Remember that the fall should only be ever so slight otherwise it will detrimentally effect your riding and your water run off will happen too quickly and therefore take sand with it in a heavy rain. You only want water trickling across an arena. From memory, I think it is about 1 degree that you are after.

COVERAGE

Base: 60 x 20 metre arena..................150 tone

Base 40 x 20 metre arena....................100 tone

SAND SURFACE

60 x 20 metre .........150 cubic metres

40 x 20 metre..........100 cubic metres

There is between 8 and 9 cubic metres in a 15 tone truck.

THE GATE

Due to litigation these days, the arena should be fenced if other people are going to be riding in it. It also should have a gate and that should be sited in a location to allow tractors and trucks to enter in the future. The gate should not be obvious to horses as this can give learner riders' problems in the future.

AGGREGATE BENEATH SAND SURFACE

I have had emails from a lot of people lately regarding being advised to place 300mm of large aggregate (rock 50mm) beneath the sand surface. This is a waste of a couple of thousand dollars and the horse will eventually dig the stone into your sand. City Folk The 50mm or the 20ml gravel, never welds together into a surface and always retains looseness. Therefore, a waste of money for both. 20 dolomite rubble however, same sized aggregate though, is different. The fines and every other size, goes down like bitumen and creates a surface beneath your surface. The hoof may dent it but you won't suffer the damage of pure aggregate mixing up with your sand.

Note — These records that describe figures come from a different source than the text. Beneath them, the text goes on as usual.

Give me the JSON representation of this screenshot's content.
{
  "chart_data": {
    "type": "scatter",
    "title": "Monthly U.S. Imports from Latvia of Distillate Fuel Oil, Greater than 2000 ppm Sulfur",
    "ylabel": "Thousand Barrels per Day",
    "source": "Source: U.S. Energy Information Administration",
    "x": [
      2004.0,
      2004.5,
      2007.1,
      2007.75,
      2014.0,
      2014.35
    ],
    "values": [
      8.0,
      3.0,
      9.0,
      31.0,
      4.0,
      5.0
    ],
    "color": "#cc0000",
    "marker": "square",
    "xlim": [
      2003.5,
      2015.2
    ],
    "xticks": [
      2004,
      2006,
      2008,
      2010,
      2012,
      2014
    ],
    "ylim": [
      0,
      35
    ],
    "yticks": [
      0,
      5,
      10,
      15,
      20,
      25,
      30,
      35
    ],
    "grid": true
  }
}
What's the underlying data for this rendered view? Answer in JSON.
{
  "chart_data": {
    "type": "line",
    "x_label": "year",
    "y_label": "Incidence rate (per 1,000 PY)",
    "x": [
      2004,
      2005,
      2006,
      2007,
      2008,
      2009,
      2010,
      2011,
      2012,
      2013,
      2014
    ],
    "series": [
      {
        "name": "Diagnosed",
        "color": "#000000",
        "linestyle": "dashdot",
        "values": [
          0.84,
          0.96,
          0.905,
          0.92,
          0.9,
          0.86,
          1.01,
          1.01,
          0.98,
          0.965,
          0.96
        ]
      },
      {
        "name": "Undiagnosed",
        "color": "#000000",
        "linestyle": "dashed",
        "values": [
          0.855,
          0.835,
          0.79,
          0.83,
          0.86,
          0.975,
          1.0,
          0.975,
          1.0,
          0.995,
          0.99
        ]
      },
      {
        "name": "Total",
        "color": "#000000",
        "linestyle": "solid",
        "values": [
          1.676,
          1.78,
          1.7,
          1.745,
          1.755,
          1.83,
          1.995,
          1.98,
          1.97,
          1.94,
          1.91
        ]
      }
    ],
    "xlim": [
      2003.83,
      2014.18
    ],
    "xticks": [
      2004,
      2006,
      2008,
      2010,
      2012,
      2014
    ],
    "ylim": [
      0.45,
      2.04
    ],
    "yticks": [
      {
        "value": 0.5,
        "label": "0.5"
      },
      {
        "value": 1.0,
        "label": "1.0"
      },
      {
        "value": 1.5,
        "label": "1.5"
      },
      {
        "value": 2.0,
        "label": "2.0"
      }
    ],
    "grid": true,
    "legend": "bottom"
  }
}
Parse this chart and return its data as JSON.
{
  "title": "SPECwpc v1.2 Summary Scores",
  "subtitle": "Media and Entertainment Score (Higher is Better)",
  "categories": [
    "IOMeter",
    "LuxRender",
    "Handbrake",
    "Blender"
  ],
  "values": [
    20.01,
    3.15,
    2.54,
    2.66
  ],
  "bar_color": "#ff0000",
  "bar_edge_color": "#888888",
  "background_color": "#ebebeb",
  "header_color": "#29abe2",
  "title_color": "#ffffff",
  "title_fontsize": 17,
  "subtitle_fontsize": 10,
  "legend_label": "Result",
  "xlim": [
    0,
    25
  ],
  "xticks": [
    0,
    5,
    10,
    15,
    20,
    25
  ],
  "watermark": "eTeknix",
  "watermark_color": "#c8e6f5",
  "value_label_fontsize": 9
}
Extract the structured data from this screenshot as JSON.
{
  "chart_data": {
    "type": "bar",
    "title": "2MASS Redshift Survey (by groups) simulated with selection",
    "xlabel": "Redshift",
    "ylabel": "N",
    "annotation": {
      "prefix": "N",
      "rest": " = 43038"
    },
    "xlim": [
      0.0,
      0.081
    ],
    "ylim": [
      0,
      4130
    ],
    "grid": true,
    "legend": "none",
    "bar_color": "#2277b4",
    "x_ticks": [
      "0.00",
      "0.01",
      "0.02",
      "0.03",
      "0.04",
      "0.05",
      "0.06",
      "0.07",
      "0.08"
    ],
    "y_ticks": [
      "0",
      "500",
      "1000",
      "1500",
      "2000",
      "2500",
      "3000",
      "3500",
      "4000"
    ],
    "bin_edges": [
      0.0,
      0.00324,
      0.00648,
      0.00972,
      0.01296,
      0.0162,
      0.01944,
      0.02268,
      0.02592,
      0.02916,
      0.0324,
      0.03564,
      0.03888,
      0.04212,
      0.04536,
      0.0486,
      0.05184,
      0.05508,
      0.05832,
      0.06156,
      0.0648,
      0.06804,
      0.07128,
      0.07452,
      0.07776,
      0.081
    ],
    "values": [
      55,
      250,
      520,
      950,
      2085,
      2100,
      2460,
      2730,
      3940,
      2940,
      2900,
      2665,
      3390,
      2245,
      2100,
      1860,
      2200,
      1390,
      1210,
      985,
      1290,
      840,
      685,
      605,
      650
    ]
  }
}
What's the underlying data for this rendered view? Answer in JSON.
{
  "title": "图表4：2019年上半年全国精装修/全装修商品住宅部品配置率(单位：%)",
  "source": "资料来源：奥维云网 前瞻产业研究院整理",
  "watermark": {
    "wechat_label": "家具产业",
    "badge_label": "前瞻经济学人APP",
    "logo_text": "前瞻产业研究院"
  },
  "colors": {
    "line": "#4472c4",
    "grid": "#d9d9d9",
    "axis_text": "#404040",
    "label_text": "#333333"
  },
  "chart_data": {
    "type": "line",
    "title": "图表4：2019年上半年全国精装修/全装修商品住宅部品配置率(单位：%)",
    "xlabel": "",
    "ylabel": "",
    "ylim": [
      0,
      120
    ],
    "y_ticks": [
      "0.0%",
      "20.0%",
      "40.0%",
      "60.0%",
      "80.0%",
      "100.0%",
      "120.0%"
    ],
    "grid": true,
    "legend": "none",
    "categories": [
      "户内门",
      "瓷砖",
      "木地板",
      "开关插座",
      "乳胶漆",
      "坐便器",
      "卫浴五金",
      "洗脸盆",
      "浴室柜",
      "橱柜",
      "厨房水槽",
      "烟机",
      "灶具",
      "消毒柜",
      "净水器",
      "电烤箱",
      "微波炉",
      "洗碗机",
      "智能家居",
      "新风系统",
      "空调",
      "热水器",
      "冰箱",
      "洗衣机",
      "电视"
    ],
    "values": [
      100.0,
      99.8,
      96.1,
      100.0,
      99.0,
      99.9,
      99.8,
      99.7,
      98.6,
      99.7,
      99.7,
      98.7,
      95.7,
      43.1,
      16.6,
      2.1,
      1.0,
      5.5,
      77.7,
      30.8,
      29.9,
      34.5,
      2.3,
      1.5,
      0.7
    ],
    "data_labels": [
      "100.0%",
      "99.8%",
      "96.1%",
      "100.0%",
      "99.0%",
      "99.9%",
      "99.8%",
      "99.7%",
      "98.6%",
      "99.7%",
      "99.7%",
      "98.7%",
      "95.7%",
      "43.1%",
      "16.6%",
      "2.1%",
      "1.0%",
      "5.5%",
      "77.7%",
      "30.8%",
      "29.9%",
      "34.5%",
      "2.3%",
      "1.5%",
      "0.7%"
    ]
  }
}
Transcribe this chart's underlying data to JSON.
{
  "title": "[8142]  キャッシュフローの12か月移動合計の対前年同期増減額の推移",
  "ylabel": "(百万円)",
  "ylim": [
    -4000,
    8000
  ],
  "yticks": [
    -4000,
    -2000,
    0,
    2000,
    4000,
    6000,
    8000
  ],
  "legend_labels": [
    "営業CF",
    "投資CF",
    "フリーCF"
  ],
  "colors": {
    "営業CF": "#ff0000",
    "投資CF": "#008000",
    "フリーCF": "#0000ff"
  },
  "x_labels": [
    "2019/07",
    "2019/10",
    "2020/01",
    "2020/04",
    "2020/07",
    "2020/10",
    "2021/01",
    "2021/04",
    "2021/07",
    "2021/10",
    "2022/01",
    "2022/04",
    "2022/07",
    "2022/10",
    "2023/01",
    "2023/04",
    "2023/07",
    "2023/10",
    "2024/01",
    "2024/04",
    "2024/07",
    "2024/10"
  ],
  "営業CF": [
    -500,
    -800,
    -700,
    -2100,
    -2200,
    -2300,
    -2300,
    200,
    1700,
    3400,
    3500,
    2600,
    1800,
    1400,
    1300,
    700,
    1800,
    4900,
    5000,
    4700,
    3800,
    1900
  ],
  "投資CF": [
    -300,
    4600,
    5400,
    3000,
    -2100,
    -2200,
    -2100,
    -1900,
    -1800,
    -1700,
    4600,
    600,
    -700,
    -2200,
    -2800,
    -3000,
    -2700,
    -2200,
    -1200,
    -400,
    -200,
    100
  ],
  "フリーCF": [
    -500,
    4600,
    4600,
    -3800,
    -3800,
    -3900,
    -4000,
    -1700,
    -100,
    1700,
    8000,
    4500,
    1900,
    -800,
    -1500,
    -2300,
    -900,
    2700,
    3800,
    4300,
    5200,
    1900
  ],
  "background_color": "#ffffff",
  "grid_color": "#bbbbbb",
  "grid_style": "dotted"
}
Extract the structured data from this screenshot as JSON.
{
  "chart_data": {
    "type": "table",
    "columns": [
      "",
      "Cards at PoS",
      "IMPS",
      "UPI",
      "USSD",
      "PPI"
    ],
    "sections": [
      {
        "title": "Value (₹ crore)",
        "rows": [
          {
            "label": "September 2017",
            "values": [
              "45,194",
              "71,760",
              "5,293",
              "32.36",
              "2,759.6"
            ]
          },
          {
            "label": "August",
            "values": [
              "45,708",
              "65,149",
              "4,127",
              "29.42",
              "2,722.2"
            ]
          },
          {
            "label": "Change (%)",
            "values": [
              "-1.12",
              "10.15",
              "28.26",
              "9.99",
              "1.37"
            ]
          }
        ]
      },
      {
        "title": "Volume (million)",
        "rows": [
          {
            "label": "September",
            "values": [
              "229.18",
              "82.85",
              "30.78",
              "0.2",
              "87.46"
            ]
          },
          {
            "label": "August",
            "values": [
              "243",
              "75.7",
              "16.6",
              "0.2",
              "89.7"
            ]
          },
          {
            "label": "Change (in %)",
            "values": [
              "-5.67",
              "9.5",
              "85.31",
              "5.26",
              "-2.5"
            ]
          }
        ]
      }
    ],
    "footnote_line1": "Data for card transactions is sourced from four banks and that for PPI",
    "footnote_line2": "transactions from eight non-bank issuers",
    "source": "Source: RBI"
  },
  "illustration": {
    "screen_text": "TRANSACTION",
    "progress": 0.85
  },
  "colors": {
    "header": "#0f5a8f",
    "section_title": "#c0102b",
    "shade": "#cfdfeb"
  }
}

click on photo's to enlarge

New Stable Site with Fill

All Rock out of a House Site at Spring Hill ()


Our Dressage Arena


Show Jump Arena Retainer Wall holding fill. All rock from a house site. Silly Boy, he went and purchased bricks hahaha

ROADWAYS

Once again, scour your Housing Development Sites until you find where they have hit rock, shale or limestone. The heavier rock can go below, the shale second and the limestone on top. Then you only need 50mm of 20 dol rubble or 20mm gravel and you have it.

If you are cutting a road in around a hill face, do not cut it so that the water falls back towards the hill and runs along between the road the the hill face as a drain. Cut the fall sideways with about 2 degrees fall to over the edge of the hill. This also saves you the time, expense and on-going cleaning of the under road water culverts.

Domed roads look nice. They do not work like the sideways falling cut when hills are involved.